The Derecho system (open-source C++ library for data replication, distributed coordination, Paxos -- ultra-fast) is built around asynchronous RDMA networking primitives. Senders can write to receivers without pausing, using RDMA transfers into receiver memory. Typically this is done in two steps: we transfer the data bytes in one operation, then notify the receiver by incrementing a counter or setting a flag: "message 67 is ready for you, now". Soon the receiver will notice that message 67 is ready, at which point it will access the bytes of that message.
Intended semantic: "seeing the counter updated should imply that the receiver's C++ code will see the bytes of the message." In PL terms, we need a memory fence between the update of the guard and the bytes of the message. The individual cache-lines must also be sequentially consistent: my guard will go through values like 67, 68, .... and I don't want any form of mashed up value or non-monotonic sequencing, such as could arise if C++ reads a stale cache line, or mistakenly holds a stale value in memory. Same for the message buffer itself: these bytes might overwrite old bytes and I don't want to see some kind of mashup.
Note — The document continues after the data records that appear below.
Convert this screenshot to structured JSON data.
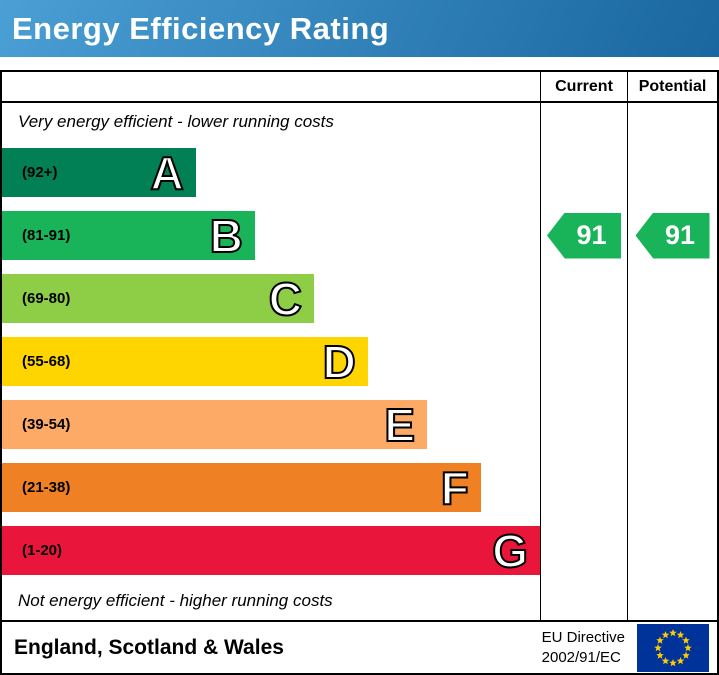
{
  "header": {
    "title": "Energy Efficiency Rating",
    "bg_light": "#4a9fd4",
    "bg_dark": "#1a669f"
  },
  "table": {
    "current_label": "Current",
    "potential_label": "Potential",
    "top_note": "Very energy efficient - lower running costs",
    "bottom_note": "Not energy efficient - higher running costs"
  },
  "bands": [
    {
      "letter": "A",
      "range": "(92+)",
      "color": "#008054",
      "width_pct": 36
    },
    {
      "letter": "B",
      "range": "(81-91)",
      "color": "#19b459",
      "width_pct": 47
    },
    {
      "letter": "C",
      "range": "(69-80)",
      "color": "#8dce46",
      "width_pct": 58
    },
    {
      "letter": "D",
      "range": "(55-68)",
      "color": "#ffd500",
      "width_pct": 68
    },
    {
      "letter": "E",
      "range": "(39-54)",
      "color": "#fcaa65",
      "width_pct": 79
    },
    {
      "letter": "F",
      "range": "(21-38)",
      "color": "#ef8023",
      "width_pct": 89
    },
    {
      "letter": "G",
      "range": "(1-20)",
      "color": "#e9153b",
      "width_pct": 100
    }
  ],
  "current": {
    "value": "91",
    "band": "B",
    "color": "#19b459"
  },
  "potential": {
    "value": "91",
    "band": "B",
    "color": "#19b459"
  },
  "footer": {
    "region": "England, Scotland & Wales",
    "directive_line1": "EU Directive",
    "directive_line2": "2002/91/EC"
  },
  "chart_data": {
    "type": "bar",
    "title": "Energy Efficiency Rating",
    "categories": [
      "A",
      "B",
      "C",
      "D",
      "E",
      "F",
      "G"
    ],
    "band_ranges": [
      "(92+)",
      "(81-91)",
      "(69-80)",
      "(55-68)",
      "(39-54)",
      "(21-38)",
      "(1-20)"
    ],
    "values": [
      36,
      47,
      58,
      68,
      79,
      89,
      100
    ],
    "values_unit": "bar length as % of chart width",
    "series": [
      {
        "name": "Current",
        "value": 91,
        "band": "B"
      },
      {
        "name": "Potential",
        "value": 91,
        "band": "B"
      }
    ],
    "annotations": [
      "Very energy efficient - lower running costs",
      "Not energy efficient - higher running costs"
    ],
    "legend_position": "none",
    "grid": false
  }
}
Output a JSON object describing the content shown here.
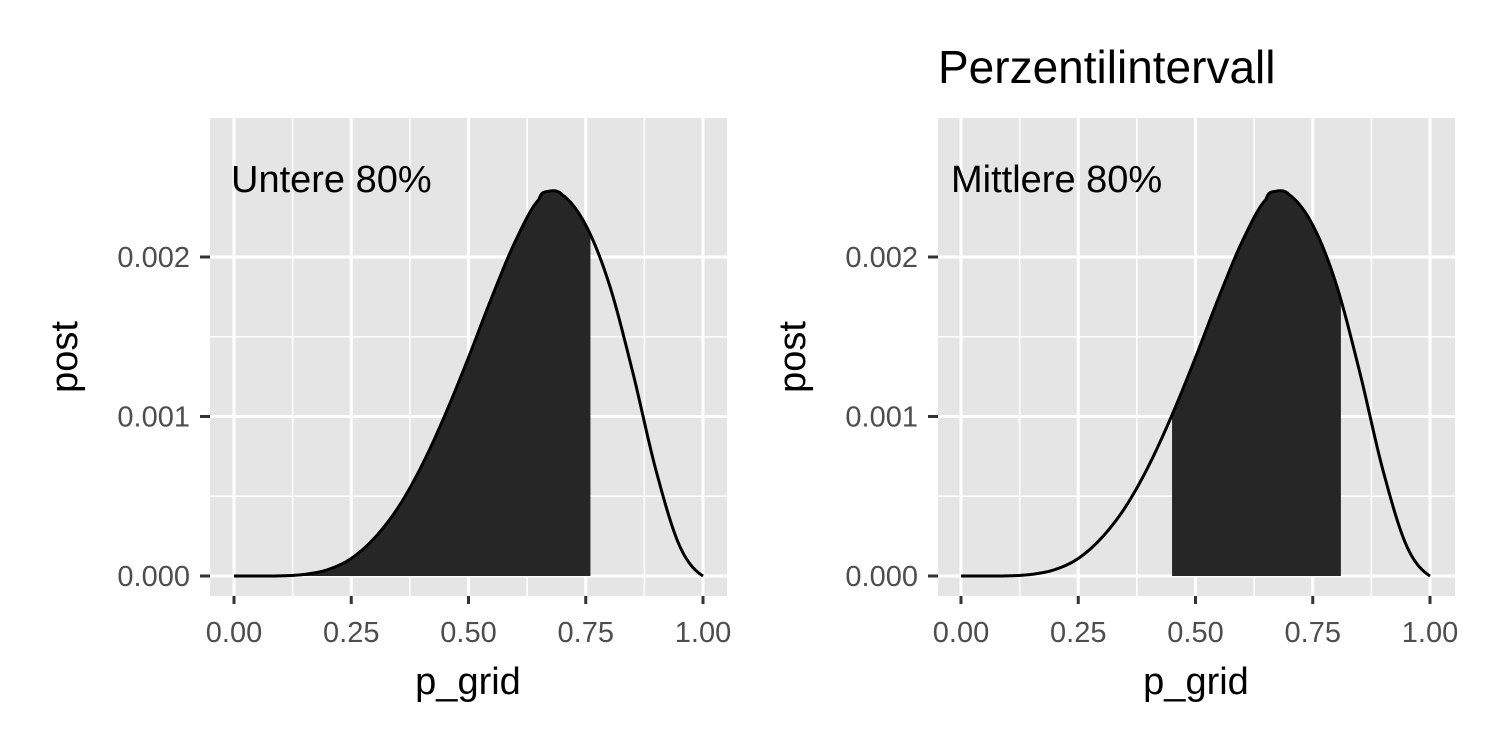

This is the crux of my question: I need a weak atomic that will impose [exactly] the needed barrier, without introducing unwanted overheads. Which annotation would be appropriate? Would the weak atomic annotation be the same for the "message" as for the counter (the "guard")?
Secondary question: If I declare my buffer with the proper weak atomic, do I also need to say that it is "volatile", or will C++ realize this because the memory was declared weakly atomic?